La nueva Clave Única de Registro de Población (CURP) biométrica entró en vigor este jueves, convirtiéndose en un documento oficial válido para trámites tanto públicos como privados. Su objetivo principal es reforzar la seguridad, autenticidad y protección de la identidad ciudadana.
🔍 ¿Qué cambia con la CURP biométrica?
A diferencia del formato tradicional, esta versión digital y física será administrada por la Secretaría de Gobernación a través de una plataforma centralizada.

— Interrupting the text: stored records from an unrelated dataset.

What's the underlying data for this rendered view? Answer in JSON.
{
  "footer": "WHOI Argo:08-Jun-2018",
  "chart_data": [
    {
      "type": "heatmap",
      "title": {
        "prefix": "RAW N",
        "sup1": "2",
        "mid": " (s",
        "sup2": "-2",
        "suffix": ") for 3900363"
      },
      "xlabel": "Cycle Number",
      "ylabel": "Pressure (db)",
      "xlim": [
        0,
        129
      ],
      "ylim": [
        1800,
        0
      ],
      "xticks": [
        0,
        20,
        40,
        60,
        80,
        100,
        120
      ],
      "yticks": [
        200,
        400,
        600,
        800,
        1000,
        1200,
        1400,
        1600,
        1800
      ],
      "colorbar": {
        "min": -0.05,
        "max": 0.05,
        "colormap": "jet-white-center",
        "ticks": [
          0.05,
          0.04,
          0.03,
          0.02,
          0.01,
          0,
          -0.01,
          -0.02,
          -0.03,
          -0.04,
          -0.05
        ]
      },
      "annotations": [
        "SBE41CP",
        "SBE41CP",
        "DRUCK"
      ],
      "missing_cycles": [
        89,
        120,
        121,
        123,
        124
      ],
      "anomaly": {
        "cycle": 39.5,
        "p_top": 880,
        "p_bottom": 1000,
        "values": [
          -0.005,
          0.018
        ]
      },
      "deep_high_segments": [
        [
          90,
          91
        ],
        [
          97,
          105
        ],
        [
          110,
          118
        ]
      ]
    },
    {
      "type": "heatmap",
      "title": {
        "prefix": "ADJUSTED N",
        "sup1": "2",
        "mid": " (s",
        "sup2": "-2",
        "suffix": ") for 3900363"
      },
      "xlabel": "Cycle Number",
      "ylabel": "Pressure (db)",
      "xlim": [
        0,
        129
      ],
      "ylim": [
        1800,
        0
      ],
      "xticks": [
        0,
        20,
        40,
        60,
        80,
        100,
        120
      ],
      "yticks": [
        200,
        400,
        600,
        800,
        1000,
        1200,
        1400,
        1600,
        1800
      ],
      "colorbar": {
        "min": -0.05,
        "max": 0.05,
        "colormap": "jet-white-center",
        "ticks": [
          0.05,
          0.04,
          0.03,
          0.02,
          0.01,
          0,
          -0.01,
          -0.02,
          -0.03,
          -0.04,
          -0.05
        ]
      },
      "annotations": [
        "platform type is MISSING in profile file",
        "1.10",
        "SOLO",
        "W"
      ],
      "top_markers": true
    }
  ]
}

La reforma al Artículo 91 Bis de la Ley General de Población establece que el documento incluirá elementos biométricos irrepetibles, lo que lo convierte en una herramienta más robusta contra el robo de identidad y la falsificación.
¿Es obligatoria?
Aunque la medida fue publicada en el Diario Oficial de la Federación y aprobada por la Cámara de Diputados, la Secretaría de Gobernación ha aclarado que su adopción no será forzosa en esta primera etapa. Se prevé una transición gradual, en la que la CURP tradicional coexistirá con la nueva versión biométrica.
Reacciones y expectativas
Expertos en seguridad digital y derechos civiles han celebrado el avance tecnológico, aunque también han llamado a garantizar la protección de los datos personales. Organismos como el RENAPO y la SEGOB aseguran que el sistema cuenta con protocolos de seguridad avanzados y que se respetarán los derechos de los ciudadanos.